Above anything, Warne’s charisma stemmed from his playing the capricious, unrelenting trier who never stopped believing.
And in the undulating rhythms of a true cricketing genius- one who forged a heavenly career by often selling his soul to the devil- the ball continued to cast a magic spell.
It constantly reminded fans just why the game was as much about batsmen’s daring as it were about Warne’s guile.
It happened when as a slightly pudgy bowler, a massively turning ball rocked Mike Gatting’s stumps heralding the incident into a timeless headline material; the effort being called the ball of the century.
It happened when this eccentric bamboozler decided, all of a sudden, to raise his weapon to the ground finally, but not before inspiring some of Rajasthan’s Royals-forging his experience to the exuberance of India’s youths- and not before hailing his contemporaries like Dravid, Lara, Sachin to whom he was often an unconquerable sorcerer.
Everything about Warne was spin.

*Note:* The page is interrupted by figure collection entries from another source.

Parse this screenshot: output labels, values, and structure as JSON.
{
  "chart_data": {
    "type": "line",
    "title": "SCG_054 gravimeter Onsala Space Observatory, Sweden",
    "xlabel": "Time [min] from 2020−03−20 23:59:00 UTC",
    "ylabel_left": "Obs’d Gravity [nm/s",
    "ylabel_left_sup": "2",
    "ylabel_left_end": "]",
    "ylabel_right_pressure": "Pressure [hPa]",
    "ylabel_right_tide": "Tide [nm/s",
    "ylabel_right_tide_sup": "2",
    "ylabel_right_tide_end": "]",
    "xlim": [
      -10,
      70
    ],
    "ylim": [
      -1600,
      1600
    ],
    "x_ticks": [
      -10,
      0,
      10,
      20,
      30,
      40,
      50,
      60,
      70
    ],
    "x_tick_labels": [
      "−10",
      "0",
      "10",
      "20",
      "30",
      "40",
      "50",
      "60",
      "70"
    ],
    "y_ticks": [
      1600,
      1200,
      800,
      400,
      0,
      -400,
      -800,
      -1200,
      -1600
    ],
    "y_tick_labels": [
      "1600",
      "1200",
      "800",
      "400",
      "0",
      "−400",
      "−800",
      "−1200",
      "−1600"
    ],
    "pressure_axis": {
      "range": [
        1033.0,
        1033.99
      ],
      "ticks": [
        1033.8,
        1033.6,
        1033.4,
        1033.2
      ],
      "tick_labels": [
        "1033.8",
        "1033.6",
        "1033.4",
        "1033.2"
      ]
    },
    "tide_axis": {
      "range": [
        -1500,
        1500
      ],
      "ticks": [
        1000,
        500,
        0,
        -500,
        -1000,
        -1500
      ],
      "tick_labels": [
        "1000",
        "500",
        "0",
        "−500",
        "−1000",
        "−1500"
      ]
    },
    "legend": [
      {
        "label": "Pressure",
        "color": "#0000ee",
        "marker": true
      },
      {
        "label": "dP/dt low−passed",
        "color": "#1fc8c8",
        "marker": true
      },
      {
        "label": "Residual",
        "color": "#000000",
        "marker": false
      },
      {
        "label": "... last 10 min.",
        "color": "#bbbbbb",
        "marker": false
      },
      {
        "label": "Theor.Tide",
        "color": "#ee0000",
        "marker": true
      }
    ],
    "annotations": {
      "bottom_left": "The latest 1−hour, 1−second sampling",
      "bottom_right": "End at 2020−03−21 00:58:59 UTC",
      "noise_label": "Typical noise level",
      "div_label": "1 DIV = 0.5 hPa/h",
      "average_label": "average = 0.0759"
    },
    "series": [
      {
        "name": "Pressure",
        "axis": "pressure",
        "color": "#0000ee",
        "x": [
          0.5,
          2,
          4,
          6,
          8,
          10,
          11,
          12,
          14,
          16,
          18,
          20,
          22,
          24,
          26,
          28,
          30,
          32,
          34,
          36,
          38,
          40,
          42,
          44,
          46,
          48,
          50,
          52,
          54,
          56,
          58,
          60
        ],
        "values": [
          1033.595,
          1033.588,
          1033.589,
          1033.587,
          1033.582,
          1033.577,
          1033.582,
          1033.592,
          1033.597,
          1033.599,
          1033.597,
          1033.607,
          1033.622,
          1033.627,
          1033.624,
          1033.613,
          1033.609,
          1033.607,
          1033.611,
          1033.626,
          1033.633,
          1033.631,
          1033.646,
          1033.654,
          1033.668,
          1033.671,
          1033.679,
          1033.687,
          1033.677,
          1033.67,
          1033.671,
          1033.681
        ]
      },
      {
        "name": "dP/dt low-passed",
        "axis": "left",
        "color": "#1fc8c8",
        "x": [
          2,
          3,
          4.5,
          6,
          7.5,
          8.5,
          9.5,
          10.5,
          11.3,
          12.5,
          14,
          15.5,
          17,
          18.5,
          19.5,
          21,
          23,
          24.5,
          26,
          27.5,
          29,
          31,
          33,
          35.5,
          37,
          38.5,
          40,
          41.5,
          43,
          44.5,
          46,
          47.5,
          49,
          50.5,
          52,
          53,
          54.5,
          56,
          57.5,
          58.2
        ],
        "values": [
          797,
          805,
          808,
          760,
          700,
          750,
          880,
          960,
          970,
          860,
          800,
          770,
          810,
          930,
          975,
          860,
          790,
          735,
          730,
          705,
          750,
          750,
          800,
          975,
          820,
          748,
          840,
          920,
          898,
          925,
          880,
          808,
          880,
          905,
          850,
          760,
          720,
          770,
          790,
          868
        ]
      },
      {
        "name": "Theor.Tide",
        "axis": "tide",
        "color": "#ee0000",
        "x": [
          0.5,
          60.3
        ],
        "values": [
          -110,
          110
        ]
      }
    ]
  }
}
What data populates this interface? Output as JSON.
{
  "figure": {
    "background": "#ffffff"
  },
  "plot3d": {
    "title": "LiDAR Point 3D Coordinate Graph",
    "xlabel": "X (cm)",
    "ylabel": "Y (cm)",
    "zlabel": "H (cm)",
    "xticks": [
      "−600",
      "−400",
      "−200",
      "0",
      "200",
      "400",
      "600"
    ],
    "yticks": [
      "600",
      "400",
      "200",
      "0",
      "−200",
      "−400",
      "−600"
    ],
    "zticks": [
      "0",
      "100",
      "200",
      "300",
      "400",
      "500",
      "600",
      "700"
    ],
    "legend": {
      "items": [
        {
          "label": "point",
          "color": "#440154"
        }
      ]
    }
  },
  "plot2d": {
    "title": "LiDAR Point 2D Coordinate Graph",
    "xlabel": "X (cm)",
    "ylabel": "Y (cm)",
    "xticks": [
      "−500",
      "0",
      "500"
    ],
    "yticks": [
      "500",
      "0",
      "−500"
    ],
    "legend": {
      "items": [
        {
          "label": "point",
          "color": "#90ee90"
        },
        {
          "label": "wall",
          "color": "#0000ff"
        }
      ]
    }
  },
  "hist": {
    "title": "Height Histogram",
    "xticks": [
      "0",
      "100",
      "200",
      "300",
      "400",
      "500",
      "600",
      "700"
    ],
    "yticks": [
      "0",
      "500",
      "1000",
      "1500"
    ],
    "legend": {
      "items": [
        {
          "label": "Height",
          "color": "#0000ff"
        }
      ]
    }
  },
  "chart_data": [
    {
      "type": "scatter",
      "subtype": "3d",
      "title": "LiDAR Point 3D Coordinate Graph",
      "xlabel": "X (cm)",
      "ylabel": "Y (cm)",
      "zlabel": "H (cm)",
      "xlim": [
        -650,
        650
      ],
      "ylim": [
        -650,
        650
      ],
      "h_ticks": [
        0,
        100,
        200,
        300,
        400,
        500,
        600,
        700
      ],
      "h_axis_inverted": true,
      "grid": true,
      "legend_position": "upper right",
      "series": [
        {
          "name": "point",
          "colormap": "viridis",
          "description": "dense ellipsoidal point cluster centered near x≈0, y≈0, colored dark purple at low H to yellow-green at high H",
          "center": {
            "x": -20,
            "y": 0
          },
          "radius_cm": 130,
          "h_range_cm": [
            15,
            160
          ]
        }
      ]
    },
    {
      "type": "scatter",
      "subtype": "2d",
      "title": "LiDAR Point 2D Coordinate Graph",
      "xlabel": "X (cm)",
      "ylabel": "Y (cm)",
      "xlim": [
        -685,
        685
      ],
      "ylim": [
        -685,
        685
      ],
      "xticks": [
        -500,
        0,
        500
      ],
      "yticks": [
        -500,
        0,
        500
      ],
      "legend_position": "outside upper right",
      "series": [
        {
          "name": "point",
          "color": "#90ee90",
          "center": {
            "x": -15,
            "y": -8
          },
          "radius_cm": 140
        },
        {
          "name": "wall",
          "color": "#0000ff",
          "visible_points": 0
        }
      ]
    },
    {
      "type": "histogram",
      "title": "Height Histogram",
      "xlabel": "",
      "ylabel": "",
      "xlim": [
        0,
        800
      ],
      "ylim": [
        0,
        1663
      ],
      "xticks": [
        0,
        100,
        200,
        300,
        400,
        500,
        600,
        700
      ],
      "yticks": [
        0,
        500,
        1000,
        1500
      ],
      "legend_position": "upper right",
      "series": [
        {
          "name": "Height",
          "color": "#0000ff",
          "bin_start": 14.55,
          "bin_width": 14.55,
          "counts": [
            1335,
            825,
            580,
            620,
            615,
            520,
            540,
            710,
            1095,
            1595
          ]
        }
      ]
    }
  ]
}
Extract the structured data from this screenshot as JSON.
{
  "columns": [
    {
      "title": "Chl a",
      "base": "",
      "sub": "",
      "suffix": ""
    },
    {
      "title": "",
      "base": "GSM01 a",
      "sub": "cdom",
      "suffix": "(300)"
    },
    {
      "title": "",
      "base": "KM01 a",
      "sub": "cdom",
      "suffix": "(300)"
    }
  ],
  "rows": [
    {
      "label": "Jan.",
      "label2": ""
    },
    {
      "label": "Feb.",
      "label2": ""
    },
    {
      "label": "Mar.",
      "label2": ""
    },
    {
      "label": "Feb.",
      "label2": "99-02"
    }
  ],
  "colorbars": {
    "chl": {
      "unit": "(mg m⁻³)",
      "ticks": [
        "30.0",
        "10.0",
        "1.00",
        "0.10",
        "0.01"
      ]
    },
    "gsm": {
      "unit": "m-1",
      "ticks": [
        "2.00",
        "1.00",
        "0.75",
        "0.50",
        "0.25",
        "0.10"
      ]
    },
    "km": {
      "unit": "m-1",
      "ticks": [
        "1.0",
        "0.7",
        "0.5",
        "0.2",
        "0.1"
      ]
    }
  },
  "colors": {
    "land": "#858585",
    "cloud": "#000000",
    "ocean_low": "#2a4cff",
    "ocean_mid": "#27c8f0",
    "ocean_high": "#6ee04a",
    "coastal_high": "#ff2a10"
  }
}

Often, it spun out of control.
On most other occasions, it shackled batsmen’s timber and galvanised cricket-lovers like few other things could.
For this and more, we must extend our regard to one of the true champions of the game; one who represented the darker and lighter colours presenting gloom and glory and yet manages to retain a colourful veneer of adulation in his fans’ hearts.